Mit einem Punktesystem werden Maßnahmen eines landwirtschaftlichen Betriebes zur Flächenbewirtschaftung gemäß ihren gesellschaftlichen Leistungen, sogenannten Gemeinwohlleistungen, bewertet und entgolten. Die Maßnahmen wirken sich positiv auf die Bereiche Biodiversitätsschutz, Klimaschutz und Gewässerschutz aus. Das Konzept beruht auf dem Grundsatz, dass Landwirte unternehmerisch handeln und sie freiwillig, neben landwirtschaftlichen Produkten, Gemeinwohlleistungen einkommensrelevant anbieten können. Die Gemeinwohlprämie unterscheidet sich deshalb grundlegend von bisherigen Fördersystemen in der GAP.[1]

Inhalt[Bearbeiten | Quelltext bearbeiten]

Die Gemeinwohlprämie beinhaltet einen Katalog von 19 Maßnahmen aus den Bereichen Biodiversitäts-, Klima- und Wasserschutz. Dieser Maßnahmenkatalog umfasst die Kategorien Ackerland, Grünland, Sonderkulturen und Hoftorbilanzen, aus denen Betriebe die für sie passenden Maßnahmenkombinationen auswählen können.[2]

Die einzelnen Maßnahmen der Gemeinwohlprämie werden gemäß ihrer Wertigkeit für den Biodiversitäts-, Klima- und Wasserschutz unterschiedlich hoch bepunktet. Die gesamtbetrieblich erbrachten Leistungen werden honoriert, indem die erzielten Punkte aufsummiert und vergütet werden. Zusätzlich fördert ein integriertes Bonussystem die Nutzungsvielfalt in der Agrarlandschaft. Alle Maßnahmen der Gemeinwohlprämie sind mit dem bestehenden Verwaltungssystem, dem Integrierten Verwaltungs- und Kontrollsystem (InVeKoS), verwaltbar.[3]

Im März 2021 bewertete die Europäische Kommission die Gemeinwohlprämie positiv und als wertvoll für die europäische Ebene. Sie sei „ausgereift genug […], um als Konzept für die Ausgestaltung der Öko-Regelungen gemäß Artikel 28 des Vorschlags für eine Verordnung über die Strategiepläne in die neue grüne Architektur der GAP Eingang zu finden.“[4]

Die Ergebnisse einer Erprobung an Landwirtschaftsbetrieben (n=32) in Schleswig-Holstein im Jahr 2016 zeigten, dass das Bewertungsverfahren im Hinblick auf die Datenverfügbarkeit sowie den Zeitaufwand für die Datenerhebung praktikabel ist.[5] Die Betriebsbewertungen lieferten zudem diskrete und durchgehend plausible Resultate.

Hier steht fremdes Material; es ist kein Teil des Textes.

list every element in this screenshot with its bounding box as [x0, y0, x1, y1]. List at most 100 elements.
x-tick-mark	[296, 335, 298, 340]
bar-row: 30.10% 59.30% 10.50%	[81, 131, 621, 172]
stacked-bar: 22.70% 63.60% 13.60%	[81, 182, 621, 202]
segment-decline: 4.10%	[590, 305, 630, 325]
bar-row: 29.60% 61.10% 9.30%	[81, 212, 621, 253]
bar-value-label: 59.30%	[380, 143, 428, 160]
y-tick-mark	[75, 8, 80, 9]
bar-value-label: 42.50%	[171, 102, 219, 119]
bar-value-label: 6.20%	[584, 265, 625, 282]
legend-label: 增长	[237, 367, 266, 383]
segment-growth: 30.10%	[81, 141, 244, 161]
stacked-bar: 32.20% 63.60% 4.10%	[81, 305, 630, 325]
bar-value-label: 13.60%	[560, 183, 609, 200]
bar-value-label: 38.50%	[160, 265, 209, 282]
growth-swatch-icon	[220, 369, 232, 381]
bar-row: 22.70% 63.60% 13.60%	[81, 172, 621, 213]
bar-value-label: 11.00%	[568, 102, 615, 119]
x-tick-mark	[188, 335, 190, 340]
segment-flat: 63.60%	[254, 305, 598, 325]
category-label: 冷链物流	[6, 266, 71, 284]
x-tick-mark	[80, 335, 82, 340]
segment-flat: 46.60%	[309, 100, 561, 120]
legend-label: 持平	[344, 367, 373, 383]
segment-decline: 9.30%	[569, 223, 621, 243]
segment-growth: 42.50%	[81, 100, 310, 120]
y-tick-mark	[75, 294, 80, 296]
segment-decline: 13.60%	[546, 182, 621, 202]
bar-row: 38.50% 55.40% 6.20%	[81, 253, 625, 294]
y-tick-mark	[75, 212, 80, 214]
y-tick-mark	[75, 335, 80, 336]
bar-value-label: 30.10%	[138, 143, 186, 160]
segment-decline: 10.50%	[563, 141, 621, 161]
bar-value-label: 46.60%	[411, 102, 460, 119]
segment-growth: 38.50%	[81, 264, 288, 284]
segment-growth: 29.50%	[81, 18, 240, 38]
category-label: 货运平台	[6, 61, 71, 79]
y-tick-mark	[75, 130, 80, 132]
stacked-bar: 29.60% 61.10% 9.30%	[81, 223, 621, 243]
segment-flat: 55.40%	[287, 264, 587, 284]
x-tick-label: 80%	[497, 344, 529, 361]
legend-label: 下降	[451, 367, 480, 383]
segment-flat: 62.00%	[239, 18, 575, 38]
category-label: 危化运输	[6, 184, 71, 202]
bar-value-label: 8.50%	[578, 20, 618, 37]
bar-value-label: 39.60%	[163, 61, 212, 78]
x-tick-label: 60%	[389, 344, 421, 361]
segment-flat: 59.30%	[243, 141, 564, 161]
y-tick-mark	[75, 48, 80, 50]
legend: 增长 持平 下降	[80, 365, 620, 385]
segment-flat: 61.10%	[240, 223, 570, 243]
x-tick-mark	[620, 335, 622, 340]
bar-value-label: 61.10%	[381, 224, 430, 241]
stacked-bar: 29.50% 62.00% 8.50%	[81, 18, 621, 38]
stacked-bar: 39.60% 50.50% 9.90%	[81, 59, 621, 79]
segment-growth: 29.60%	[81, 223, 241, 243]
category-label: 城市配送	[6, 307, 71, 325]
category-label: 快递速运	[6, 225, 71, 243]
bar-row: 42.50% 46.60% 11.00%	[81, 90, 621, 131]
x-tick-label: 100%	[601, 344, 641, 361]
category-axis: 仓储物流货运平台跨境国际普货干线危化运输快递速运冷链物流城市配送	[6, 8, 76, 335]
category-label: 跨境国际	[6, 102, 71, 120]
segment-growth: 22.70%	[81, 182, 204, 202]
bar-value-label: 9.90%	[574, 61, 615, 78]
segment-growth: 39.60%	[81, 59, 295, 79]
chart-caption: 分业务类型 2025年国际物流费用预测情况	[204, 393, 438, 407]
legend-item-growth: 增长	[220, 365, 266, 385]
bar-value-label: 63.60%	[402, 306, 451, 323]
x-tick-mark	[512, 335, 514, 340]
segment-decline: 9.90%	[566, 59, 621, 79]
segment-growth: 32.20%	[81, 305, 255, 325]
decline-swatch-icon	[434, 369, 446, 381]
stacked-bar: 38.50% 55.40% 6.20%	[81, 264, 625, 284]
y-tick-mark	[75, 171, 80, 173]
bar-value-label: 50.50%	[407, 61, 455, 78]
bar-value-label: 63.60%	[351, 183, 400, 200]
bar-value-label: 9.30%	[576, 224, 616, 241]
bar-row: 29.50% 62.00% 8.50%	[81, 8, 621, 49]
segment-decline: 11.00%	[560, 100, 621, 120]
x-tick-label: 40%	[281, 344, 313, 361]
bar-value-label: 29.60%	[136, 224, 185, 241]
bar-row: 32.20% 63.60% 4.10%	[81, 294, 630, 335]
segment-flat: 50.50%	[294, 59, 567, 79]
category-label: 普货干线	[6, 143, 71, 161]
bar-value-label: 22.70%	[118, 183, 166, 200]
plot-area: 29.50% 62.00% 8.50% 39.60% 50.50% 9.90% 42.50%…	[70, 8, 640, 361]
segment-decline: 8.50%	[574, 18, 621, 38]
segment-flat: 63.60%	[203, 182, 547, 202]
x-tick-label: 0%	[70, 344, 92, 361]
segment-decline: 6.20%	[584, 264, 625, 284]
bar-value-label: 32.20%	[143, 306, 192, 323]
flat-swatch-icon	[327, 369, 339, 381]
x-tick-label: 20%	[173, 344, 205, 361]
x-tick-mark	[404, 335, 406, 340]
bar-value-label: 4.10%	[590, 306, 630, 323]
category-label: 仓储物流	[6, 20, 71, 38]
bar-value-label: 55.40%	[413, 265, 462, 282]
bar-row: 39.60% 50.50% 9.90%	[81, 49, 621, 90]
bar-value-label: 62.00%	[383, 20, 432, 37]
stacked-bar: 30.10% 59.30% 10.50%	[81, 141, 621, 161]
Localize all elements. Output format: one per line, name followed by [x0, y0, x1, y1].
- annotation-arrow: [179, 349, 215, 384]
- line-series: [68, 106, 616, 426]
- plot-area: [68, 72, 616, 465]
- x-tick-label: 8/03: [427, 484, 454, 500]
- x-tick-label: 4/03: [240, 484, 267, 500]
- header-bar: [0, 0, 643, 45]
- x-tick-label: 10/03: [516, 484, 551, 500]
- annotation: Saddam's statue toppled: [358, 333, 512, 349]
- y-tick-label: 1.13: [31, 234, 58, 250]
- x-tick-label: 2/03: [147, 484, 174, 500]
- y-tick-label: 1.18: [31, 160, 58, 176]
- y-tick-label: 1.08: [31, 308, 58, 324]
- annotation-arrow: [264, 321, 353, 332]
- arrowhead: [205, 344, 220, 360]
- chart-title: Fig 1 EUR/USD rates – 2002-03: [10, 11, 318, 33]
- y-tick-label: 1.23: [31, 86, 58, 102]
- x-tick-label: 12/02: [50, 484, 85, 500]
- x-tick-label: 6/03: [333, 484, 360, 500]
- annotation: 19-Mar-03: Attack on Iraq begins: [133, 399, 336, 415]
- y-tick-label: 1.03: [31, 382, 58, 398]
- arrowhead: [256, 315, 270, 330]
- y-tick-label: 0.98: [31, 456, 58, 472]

Analysen zu möglichen Auswirkungen auf die Flächenzahlungen der Projektbetriebe ergaben, dass das Konzept der Gemeinwohlprämie eine unmittelbare Umsetzung des Prinzips „öffentliches Geld für öffentliche Leistungen“ beinhaltet. Nach den Ergebnissen von Modellrechnungen werden die beabsichtigten Allokationen und Anreizwirkungen im Vergleich zu den aktuellen Betriebszahlungen umso mehr erreicht, je höher die einzelbetrieblich erzielten Punkte honoriert werden.

Entstehung[Bearbeiten | Quelltext bearbeiten]

Die Gemeinwohlprämie wurde vom DVL 2011 entwickelt und kontinuierlich an die Rahmenbedingungen der Agrarförderung angepasst.[6] Die Grundzüge der Methode beruhen auf einem Bewertungsverfahren mit gewichteten Punkten. Dieses Verfahren wurde ursprünglich für die betriebliche Biodiversitätsberatung und -zertifizierung in Schleswig-Holstein mit 80 repräsentativen Praxisbetrieben entwickelt.[7] Die Punktbewertungen wurden durch Freilanderfassungen des Feldvogel-Indikators sowie des High Nature Value (HNV)-Farmland-Indikators validiert. Im Jahr 2015 wurde die Bewertungsmethode um die Bereiche Klima- und Wasserschutzleistungen ergänzt und im Anschluss im Jahr 2016 nochmals durch Erhebungen auf Praxisbetrieben geprüft.[8]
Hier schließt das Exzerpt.